This week in the workshop I had the hassle of dealing with fire stain. If you have tried silver soldering you may be familiar with the scourge that is fire stain. Just when you think you’re nearly finished and you begin the final stages of polishing on the lathe those nasty little blotches appear. For those of you lucky enough not to what this looks like it is a pink or purple stain that can develop in sterling silver during soldering.
Here’s the science bit… The oxygen in the air penetrates the outer surface of the object oxidizing the copper content in the sterling silver. The silver is then pickled in sulfuric acid which removes the oxidized copper on the surface. This oxidisation is known as fire scale. The difference is that fire stain can’t be removed in the pickeling process. The problem with fire stain is that it discolours the reflective nature of the polished silver and either needs to be covered by plating or filed away.
Mostly you don’t see the extent of the fire stain until you have the piece polished and finished. The best way to see it is to hold the silver against a piece of white paper. This way you have a uniform white reflection on the silver that highlights the pinky purple stain.

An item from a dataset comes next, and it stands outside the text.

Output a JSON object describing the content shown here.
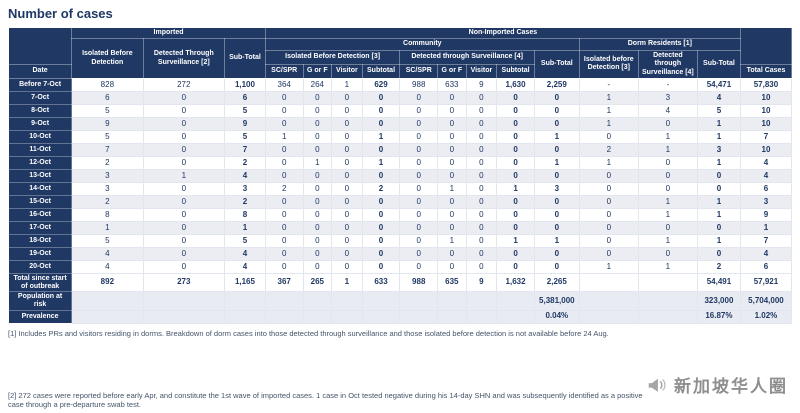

Here’s a photo of a cuff link that I made recently that had some fire stain. You can see the pink blotches on either side of the cut away circle design. There are lots of things you do to remove fire stain which involve chemical solutions or silver plating. Unfortunately this can be expensive and because it doesn’t happen me that often I haven’t seen the need to invest in them. The other method for getting rid of the fire stain is by abrasive removal using either a polishing lathe or other abrasive techniques. I think the best way to remove it is to use some wet emery paper on the stained area. It can be slow work but it allows you to concentrate on the area as opposed to a polishing lathe which can soften the sharp edges and detail of a piece. Once you have removed the patches of fire stain you can then finish the piece on the polishing lathe.
The ideal solution to fire stain is to prevent it from happening in the first place. As the oxygen is the cause of the stain many silversmiths recommend creating oxygen free conditions when soldering. Ganoskin have a good piece on how to go about achieving this, to see it click here. I find the best way to prevent fire stain is to make sure you are using the correct size flame for the piece you are soldering. A very hot flame can over heat the piece but also a flame that is too soft means it takes much longer to melt the solder. Both these problems can cause fire stain. The other thing is to make sure the piece is clean so you don’t need to prolong the soldering process due to dirty metal.
Hope this helps in the fight against fire stain!